Valeri Nichushkin is impressive in person, especially when he's fresh. He had two good chances to put the puck in the net, but I'm less interested in those fruitless efforts than in his overall skating and passing, which seemed very much up to speed—an impressive feat when playing with Jason Spezza. He was in the right position quite a few times, and he really does evoke Jagr with some of his body positioning with the puck. Also, he is huge.
Jamie Benn, you know all about. "Alpha male" is still such an apt way of describing him, and last night was one in which he looked every bit the part. The Stars have two of the top ten forward in the league on their team, maybe even top five. It bears repeating just how good this team can be if they can sort out their back end(s), because scoring at the rate they do in a league as stifling as this one has become is a great, great feat. Even during a performance as dominant as Wednesday's, the defensemen were activating all over the place and beating Ducks to pucks. You can decide if that is a competitive advantage or a latent problem with this team.

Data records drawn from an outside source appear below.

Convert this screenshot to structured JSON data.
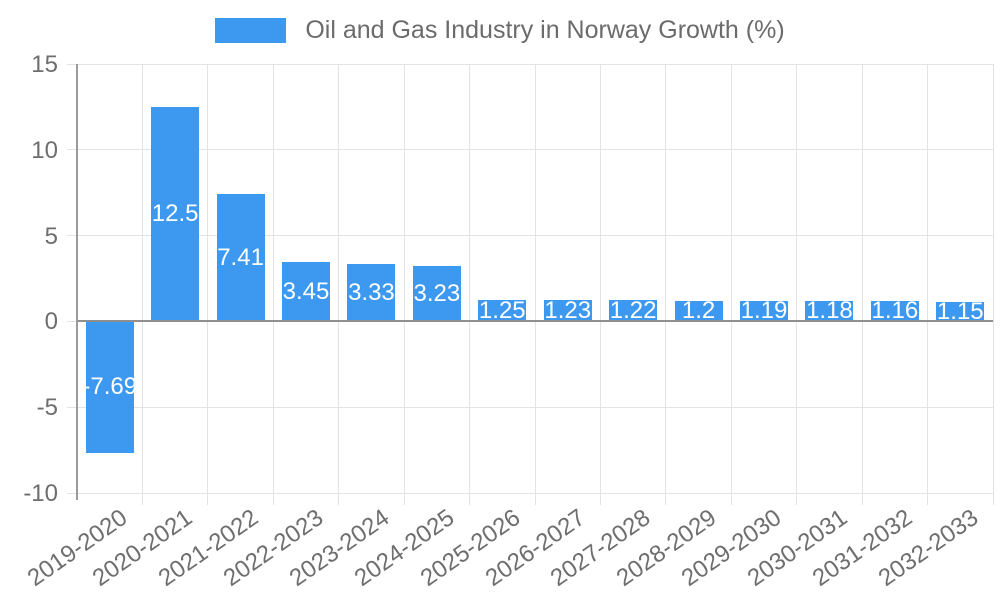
{
  "chart_data": {
    "type": "bar",
    "title": "Oil and Gas Industry in Norway Growth (%)",
    "categories": [
      "2019-2020",
      "2020-2021",
      "2021-2022",
      "2022-2023",
      "2023-2024",
      "2024-2025",
      "2025-2026",
      "2026-2027",
      "2027-2028",
      "2028-2029",
      "2029-2030",
      "2030-2031",
      "2031-2032",
      "2032-2033"
    ],
    "values": [
      -7.69,
      12.5,
      7.41,
      3.45,
      3.33,
      3.23,
      1.25,
      1.23,
      1.22,
      1.2,
      1.19,
      1.18,
      1.16,
      1.15
    ],
    "value_labels": [
      "-7.69",
      "12.5",
      "7.41",
      "3.45",
      "3.33",
      "3.23",
      "1.25",
      "1.23",
      "1.22",
      "1.2",
      "1.19",
      "1.18",
      "1.16",
      "1.15"
    ],
    "xlabel": "",
    "ylabel": "",
    "ylim": [
      -10,
      15
    ],
    "yticks": [
      15,
      10,
      5,
      0,
      -5,
      -10
    ],
    "grid": true,
    "legend_position": "top"
  },
  "colors": {
    "bar": "#3d99f0",
    "grid": "#e3e3e3",
    "axis_line": "#9b9b9b",
    "zero_line": "#8f8f8f",
    "text": "#6e6e6e",
    "title_text": "#6b6b6b",
    "value_label": "#ffffff",
    "background": "#ffffff"
  }
}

I walked out of the building last night feeling buoyant amid the various "you guys suck." or "playoffs!" jabs that were tossed at my silent form inside a North Stars jersey. Both insults are true, relatively speaking. The Stars aren't making the playoffs, and it's because they have, well, sucked too many times this year. The thing is, this isn't a Stars team channeling some of their fading glory into a beautiful last burst of power at the right time. This is a squad chock-full of potential, a young thoroughbred just begging to burst past the competition and hold its tail aloft. Some overeager stumbles set them back enough early in the race to render this late, stunning burst insufficient for their ultimate purposes, but you know what? Sometimes it's just a joy to watch a horse run. Last night was Seabiscuit's message to War Admiral down the home stretch: I am better than you. The Stars will have to wait a while before getting the chance to send that message to the rest of the league, but last night, and frankly, most of the team's play in the second half, gave us a glorious display of just how fast this horse can run.